A RNA was isolated from tumor biopsies before and after MV therapy, expression was analyzed by Nanostring and differentially expressed genes were used to determine differentially activated pathways. The heatmap shows gene expression intensity across samples (right panel) and biological processes enriched by each gene (left panel). Permissive tumors (N = 3 patients) are underlined with a black bar, intermediate permissiveness (N = 9 patients) with a green bar and resistant tumors (N = 1 patient) with a magenta bar at the bottom of the heat map. Expression of the genes presented in this plot was at least twofold different (up- or downregulated) with P value 0.05 or lower in the group of good responders vs poor responders after the treatment. B Bar plot depiction of adjusted P values corresponding to biological processes (BP) of the Gene Ontology (http://geneontology.org/): The 14 processes that are most differentially enriched post treatment in patients with replication permissive versus resistant tumors are shown here.
Fig. 6
Fig. 6. Pre- versus posttreatment CD8 + T-cell infiltration and correlation with baseline DLDA scores in group B patients.
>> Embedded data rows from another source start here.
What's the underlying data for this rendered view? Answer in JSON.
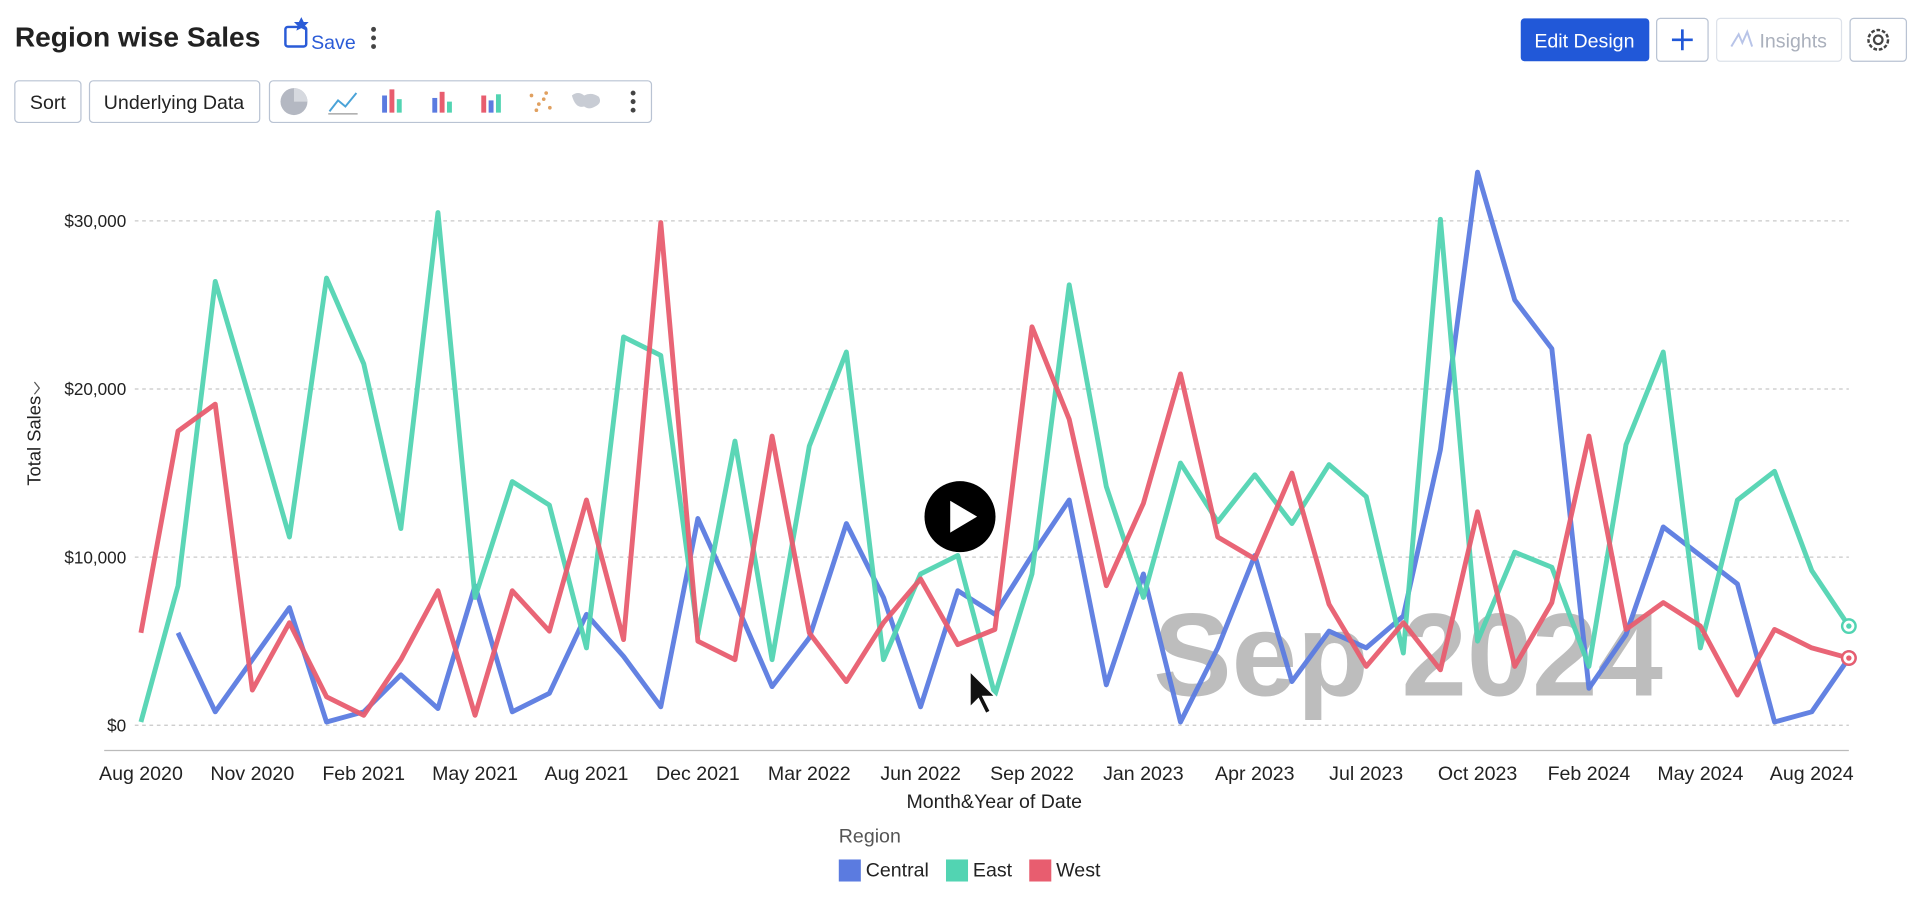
{
  "header": {
    "save": "Save",
    "edit_design": "Edit Design",
    "insights": "Insights"
  },
  "toolbar": {
    "sort": "Sort",
    "underlying_data": "Underlying Data"
  },
  "chart_data": {
    "type": "line",
    "title": "Region wise Sales",
    "x_label": "Month&Year of Date",
    "y_label": "Total Sales",
    "watermark": "Sep 2024",
    "legend_title": "Region",
    "grid": true,
    "categories": [
      "Aug 2020",
      null,
      null,
      "Nov 2020",
      null,
      null,
      "Feb 2021",
      null,
      null,
      "May 2021",
      null,
      null,
      "Aug 2021",
      null,
      null,
      "Dec 2021",
      null,
      null,
      "Mar 2022",
      null,
      null,
      "Jun 2022",
      null,
      null,
      "Sep 2022",
      null,
      null,
      "Jan 2023",
      null,
      null,
      "Apr 2023",
      null,
      null,
      "Jul 2023",
      null,
      null,
      "Oct 2023",
      null,
      null,
      "Feb 2024",
      null,
      null,
      "May 2024",
      null,
      null,
      "Aug 2024",
      null
    ],
    "ylim": [
      -1500,
      34000
    ],
    "yticks": [
      {
        "value": 0,
        "label": "$0"
      },
      {
        "value": 10000,
        "label": "$10,000"
      },
      {
        "value": 20000,
        "label": "$20,000"
      },
      {
        "value": 30000,
        "label": "$30,000"
      }
    ],
    "series": [
      {
        "name": "Central",
        "color": "#5b7be0",
        "values": [
          null,
          5500,
          800,
          3900,
          7000,
          200,
          800,
          3000,
          1000,
          8300,
          800,
          1900,
          6600,
          4100,
          1100,
          12300,
          7400,
          2300,
          5200,
          12000,
          7600,
          1100,
          8000,
          6600,
          10100,
          13400,
          2400,
          9000,
          200,
          4600,
          10100,
          2600,
          5600,
          4600,
          6500,
          16400,
          32900,
          25300,
          22400,
          2200,
          5400,
          11800,
          10100,
          8400,
          200,
          800,
          4000
        ]
      },
      {
        "name": "East",
        "color": "#52d4b2",
        "values": [
          200,
          8300,
          26400,
          18900,
          11200,
          26600,
          21500,
          11700,
          30500,
          7600,
          14500,
          13100,
          4600,
          23100,
          22000,
          5400,
          16900,
          3900,
          16600,
          22200,
          3900,
          9000,
          10100,
          1800,
          9000,
          26200,
          14200,
          7600,
          15600,
          12100,
          14900,
          12000,
          15500,
          13600,
          4300,
          30100,
          5000,
          10300,
          9400,
          3500,
          16700,
          22200,
          4600,
          13400,
          15100,
          9200,
          5900
        ]
      },
      {
        "name": "West",
        "color": "#e85d6f",
        "values": [
          5500,
          17500,
          19100,
          2100,
          6100,
          1700,
          600,
          3900,
          8000,
          600,
          8000,
          5600,
          13400,
          5100,
          29900,
          5000,
          3900,
          17200,
          5500,
          2600,
          6100,
          8700,
          4800,
          5700,
          23700,
          18200,
          8300,
          13200,
          20900,
          11200,
          9900,
          15000,
          7200,
          3500,
          6100,
          3300,
          12700,
          3500,
          7300,
          17200,
          5700,
          7300,
          5900,
          1800,
          5700,
          4600,
          4000
        ]
      }
    ]
  }
}
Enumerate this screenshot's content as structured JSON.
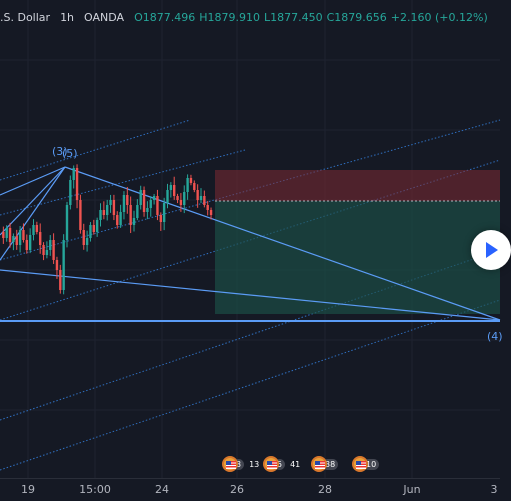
{
  "header": {
    "symbol": ".S. Dollar",
    "interval": "1h",
    "source": "OANDA",
    "open": "O1877.496",
    "high": "H1879.910",
    "low": "L1877.450",
    "close": "C1879.656",
    "change": "+2.160 (+0.12%)"
  },
  "time_axis": [
    "19",
    "15:00",
    "24",
    "26",
    "28",
    "Jun",
    "3"
  ],
  "wave_labels": [
    "(3)",
    "(5)",
    "(4)"
  ],
  "events": [
    {
      "count": "3",
      "extra": "13"
    },
    {
      "count": "5",
      "extra": "41"
    },
    {
      "count": "38",
      "extra": ""
    },
    {
      "count": "10",
      "extra": ""
    }
  ],
  "colors": {
    "background": "#151924",
    "bull_candle": "#26a69a",
    "bear_candle": "#ef5350",
    "trendline": "#5b9cf6",
    "stop_zone": "#7d2a33",
    "target_zone": "#1b5148"
  },
  "icons": {
    "play": "play-icon",
    "event_flag": "us-flag-icon"
  }
}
A There was a significant increase in CD8 + T-cell infiltration from baseline tumor samples to day 5 of treatment (CD8: Wilcoxon signed-rank test V = 57, P = 0.032, n = 11). B Development of CD8 + T-cell predominant lymphocytic infiltrates was observed in study patients following one dose of MV treatment, including patients with intermediate DLDA scores. Representative examples of two study patients are shown. C Correlation between DLDA score and CD8 + T-cell increase following treatment. Spearman’s rho = −0.46 (95% CI: −0.83 to 0.19, two-sided P value, P = 0.154, n = 11 patients with available log2 fold change CD8 data). D Lymphocytic cell infiltration was evaluated in tumor specimens obtained in subsequent surgeries following study completion in a subset of study patients; evolution of the percentage of CD8-positive cells is depicted. Source data are provided as Source Data file.
Fig. 7
Fig. 7. Progression-free survival and overall survival outcomes in study patients.
A Progression-free survival in Group A and Group B patients. B Overall survival in Group A and Group B patients. Source data are provided as Source Data file.